An approach that marries theory with practice would be to risk rate the types of uses that employees might make of applications such as ChatGPT and classify them into prohibited uses, uses that require approval and uses that can be made without approval. Employees would need to be trained on the risks and the categories, required to log where they are using it and some form of monitoring considered.
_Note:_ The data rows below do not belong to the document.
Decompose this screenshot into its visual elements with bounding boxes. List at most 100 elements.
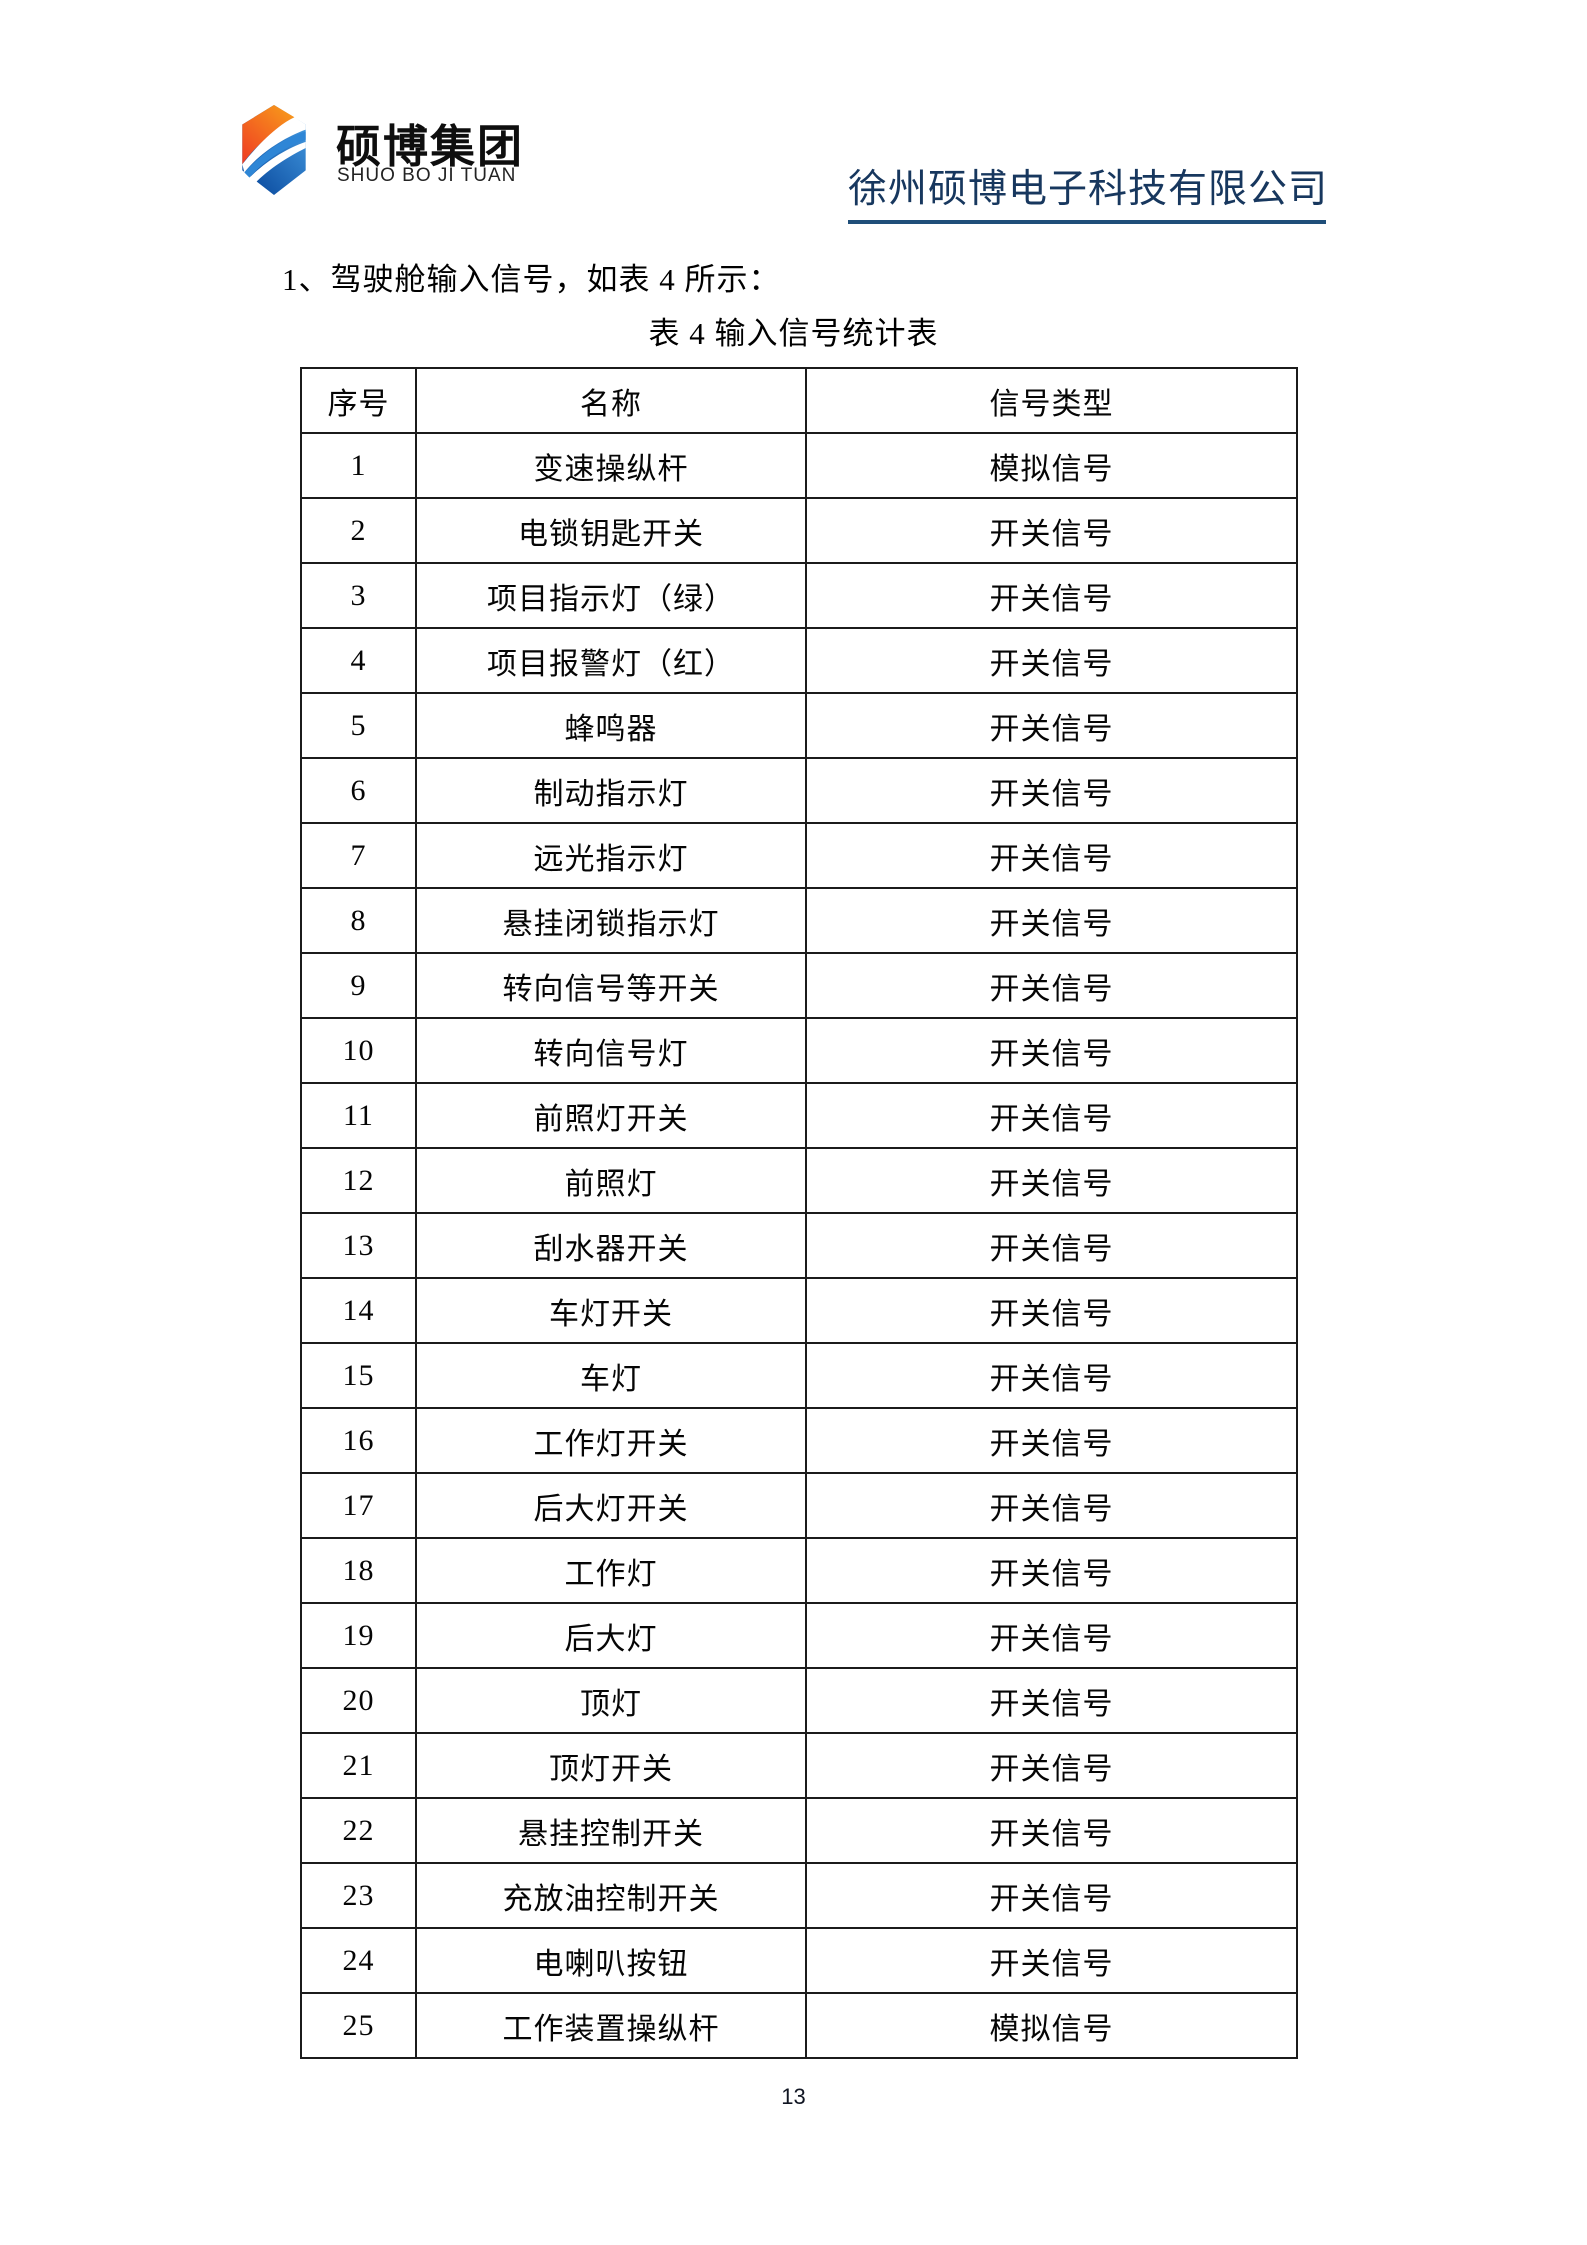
table-cell-index: 22 (300, 1797, 417, 1864)
table-cell-index: 16 (300, 1407, 417, 1474)
table-cell-name: 工作装置操纵杆 (415, 1992, 807, 2059)
table-cell-type: 模拟信号 (805, 1992, 1298, 2059)
table-row: 9 转向信号等开关 开关信号 (300, 952, 1298, 1019)
table-row: 11 前照灯开关 开关信号 (300, 1082, 1298, 1149)
page-number: 13 (781, 2084, 806, 2109)
company-logo-subtitle: SHUO BO JI TUAN (337, 165, 517, 186)
table-cell-type: 开关信号 (805, 1602, 1298, 1669)
table-cell-index: 24 (300, 1927, 417, 1994)
table-cell-name: 后大灯开关 (415, 1472, 807, 1539)
table-cell-name: 工作灯 (415, 1537, 807, 1604)
table-cell-name: 悬挂闭锁指示灯 (415, 887, 807, 954)
table-cell-type: 开关信号 (805, 952, 1298, 1019)
table-cell-index: 6 (300, 757, 417, 824)
table-cell-index: 3 (300, 562, 417, 629)
table-cell-index: 19 (300, 1602, 417, 1669)
table-cell-name: 电锁钥匙开关 (415, 497, 807, 564)
table-cell-name: 工作灯开关 (415, 1407, 807, 1474)
table-cell-index: 18 (300, 1537, 417, 1604)
table-cell-name: 车灯 (415, 1342, 807, 1409)
signal-table-body: 1 变速操纵杆 模拟信号 2 电锁钥匙开关 开关信号 3 项目指示灯（绿） 开关… (300, 432, 1298, 2059)
table-cell-index: 13 (300, 1212, 417, 1279)
table-cell-index: 23 (300, 1862, 417, 1929)
table-cell-name: 充放油控制开关 (415, 1862, 807, 1929)
table-cell-index: 9 (300, 952, 417, 1019)
table-cell-index: 25 (300, 1992, 417, 2059)
table-cell-name: 项目指示灯（绿） (415, 562, 807, 629)
table-cell-type: 开关信号 (805, 1797, 1298, 1864)
table-cell-index: 20 (300, 1667, 417, 1734)
table-header-index: 序号 (300, 367, 417, 434)
table-cell-type: 开关信号 (805, 692, 1298, 759)
table-cell-index: 7 (300, 822, 417, 889)
table-cell-name: 电喇叭按钮 (415, 1927, 807, 1994)
table-header-name: 名称 (415, 367, 807, 434)
table-cell-index: 5 (300, 692, 417, 759)
table-cell-type: 开关信号 (805, 1927, 1298, 1994)
table-row: 16 工作灯开关 开关信号 (300, 1407, 1298, 1474)
input-signal-table: 序号 名称 信号类型 1 变速操纵杆 模拟信号 2 电锁钥匙开关 开关信号 3 … (300, 367, 1298, 2059)
table-cell-name: 转向信号等开关 (415, 952, 807, 1019)
table-cell-type: 开关信号 (805, 1862, 1298, 1929)
table-row: 25 工作装置操纵杆 模拟信号 (300, 1992, 1298, 2059)
table-cell-type: 开关信号 (805, 1082, 1298, 1149)
table-cell-index: 12 (300, 1147, 417, 1214)
table-cell-index: 10 (300, 1017, 417, 1084)
table-row: 24 电喇叭按钮 开关信号 (300, 1927, 1298, 1994)
table-row: 17 后大灯开关 开关信号 (300, 1472, 1298, 1539)
table-cell-type: 开关信号 (805, 1472, 1298, 1539)
table-cell-name: 转向信号灯 (415, 1017, 807, 1084)
table-row: 4 项目报警灯（红） 开关信号 (300, 627, 1298, 694)
table-cell-type: 开关信号 (805, 1017, 1298, 1084)
table-cell-name: 前照灯开关 (415, 1082, 807, 1149)
table-cell-type: 开关信号 (805, 1342, 1298, 1409)
table-cell-index: 14 (300, 1277, 417, 1344)
table-cell-name: 项目报警灯（红） (415, 627, 807, 694)
table-row: 21 顶灯开关 开关信号 (300, 1732, 1298, 1799)
table-cell-type: 开关信号 (805, 1732, 1298, 1799)
table-row: 23 充放油控制开关 开关信号 (300, 1862, 1298, 1929)
table-cell-name: 蜂鸣器 (415, 692, 807, 759)
table-row: 14 车灯开关 开关信号 (300, 1277, 1298, 1344)
table-row: 20 顶灯 开关信号 (300, 1667, 1298, 1734)
table-row: 12 前照灯 开关信号 (300, 1147, 1298, 1214)
table-cell-index: 8 (300, 887, 417, 954)
table-cell-name: 顶灯 (415, 1667, 807, 1734)
table-cell-type: 开关信号 (805, 1212, 1298, 1279)
table-cell-type: 开关信号 (805, 562, 1298, 629)
table-cell-index: 2 (300, 497, 417, 564)
company-logo-icon (242, 105, 306, 195)
table-cell-name: 刮水器开关 (415, 1212, 807, 1279)
table-cell-type: 开关信号 (805, 1147, 1298, 1214)
table-header-type: 信号类型 (805, 367, 1298, 434)
table-cell-index: 17 (300, 1472, 417, 1539)
table-row: 19 后大灯 开关信号 (300, 1602, 1298, 1669)
table-row: 6 制动指示灯 开关信号 (300, 757, 1298, 824)
table-cell-type: 开关信号 (805, 1667, 1298, 1734)
table-cell-name: 前照灯 (415, 1147, 807, 1214)
table-cell-name: 远光指示灯 (415, 822, 807, 889)
table-cell-name: 顶灯开关 (415, 1732, 807, 1799)
table-cell-type: 模拟信号 (805, 432, 1298, 499)
table-cell-type: 开关信号 (805, 887, 1298, 954)
table-cell-name: 制动指示灯 (415, 757, 807, 824)
table-cell-name: 变速操纵杆 (415, 432, 807, 499)
table-row: 1 变速操纵杆 模拟信号 (300, 432, 1298, 499)
table-cell-name: 车灯开关 (415, 1277, 807, 1344)
company-logo-title: 硕博集团 (336, 121, 525, 172)
table-cell-index: 11 (300, 1082, 417, 1149)
table-row: 5 蜂鸣器 开关信号 (300, 692, 1298, 759)
table-row: 18 工作灯 开关信号 (300, 1537, 1298, 1604)
table-row: 22 悬挂控制开关 开关信号 (300, 1797, 1298, 1864)
table-cell-index: 4 (300, 627, 417, 694)
table-row: 15 车灯 开关信号 (300, 1342, 1298, 1409)
table-cell-name: 后大灯 (415, 1602, 807, 1669)
table-row: 2 电锁钥匙开关 开关信号 (300, 497, 1298, 564)
table-cell-type: 开关信号 (805, 757, 1298, 824)
table-header-row: 序号 名称 信号类型 (300, 367, 1298, 434)
table-row: 7 远光指示灯 开关信号 (300, 822, 1298, 889)
table-cell-type: 开关信号 (805, 497, 1298, 564)
table-cell-name: 悬挂控制开关 (415, 1797, 807, 1864)
table-cell-type: 开关信号 (805, 822, 1298, 889)
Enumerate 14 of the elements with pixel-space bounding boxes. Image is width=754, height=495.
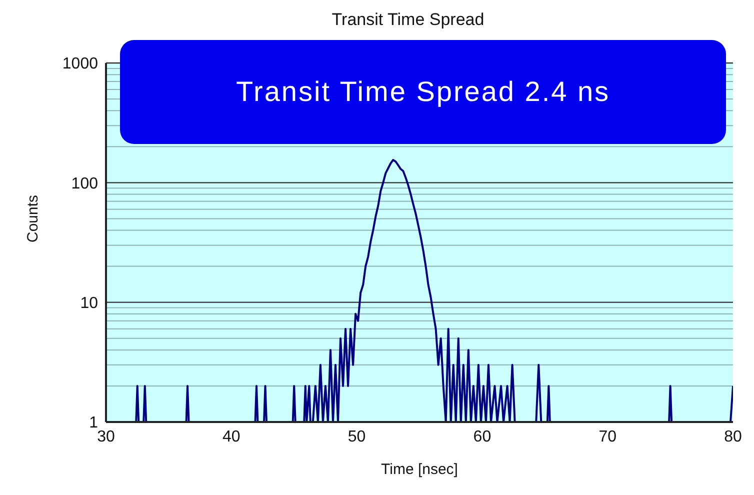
- x-tick-label: 60: [473, 428, 492, 446]
- x-tick-label: 30: [97, 428, 115, 446]
- x-tick-label: 70: [598, 428, 617, 446]
- y-tick-label: 10: [80, 295, 98, 312]
- y-axis-title: Counts: [24, 194, 42, 242]
- callout-box: Transit Time Spread 2.4 ns: [120, 40, 726, 144]
- x-tick-label: 40: [222, 428, 240, 446]
- x-axis-title: Time [nsec]: [381, 461, 458, 478]
- x-tick-label: 80: [724, 428, 742, 446]
- y-tick-label: 1000: [62, 56, 98, 73]
- y-tick-label: 1: [89, 414, 98, 432]
- chart-title: Transit Time Spread: [330, 10, 486, 30]
- y-tick-label: 100: [71, 175, 98, 192]
- x-tick-label: 50: [348, 428, 366, 446]
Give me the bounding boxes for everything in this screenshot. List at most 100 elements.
So, those were the risks in employees using the ChatGPT consumer interface; what is the difference if the IT or data science team is using GPT via the enterprise API in a more sophisticated implementation?
The issues above still apply but there are some differences:
Confidentiality of input. Where data is inputted via the enterprise API, OpenAI does not seek to use it to improve the OpenAI services (however, the terms still do not state when it is deleted). To the extent personal input data is used, OpenAI characterizes itself as a data processor of the enterprise user and will enter into a data processing addendum with it. That does include a security schedule (which cross refers to the security portal) and provides for the return of personal data but only on termination of the services (i.e. there is no scope for the enterprise user to direct OpenAI to delete its personal data during the term); it also does not apply to other input data. So, unless more robust terms are negotiated, the same level of caution as to what is input is required.
Incorrect or misleading outputs. To some extent this can be mitigated through fine tuning (further tuning the model on a specific data set) or through prompt augmentation (adding a large amount of relevant information to the prompt to increase likely relevance/quality of the response) although again, it would be essential to understand OpenAI’s security stance before providing greater quantities of input prompt information to it.
Explainability. Although there are explanations of how ChatGPT was trained, it is a proprietary technology and not fully transparent as to the underlying processes that were used to build it, or how the model works or responds to any particular prompt. It is entirely possible that in any particular circumstance, ChatGPT will provide an inaccurate response. The use case that ChatGPT is being applied to will need to be appropriate for uncertainty or the output should be sufficiently constrained or checked so that accuracy is brought up to an appropriate level (so users can be truthfully assured that it will be consistently achieved). At least in Europe where the application is used to make decisions about individuals with a significant impact and without human input, the user organization will need to provide an explanation of:
- how the automated AI works;
- the key factors it will take into account;
- the mitigations applied against bias and inaccuracy risks; and
- a right to contest the decision with a human.
A data protection impact assessment would be required before rolling out such an implementation. We would strongly recommend this forms part of an overarching AI impact assessment pulling together the details of the AI implementation and feeding them into assessments of the other areas identified in this post.
Similar to consumer translation services, personal messaging services and search, ChatGPT has the potential to facilitate corporate data leakage. The other risks are more nuanced. Banning its use is probably unrealistic, so in order to realize the opportunities this technology offers a clear usage policy with training will be essential.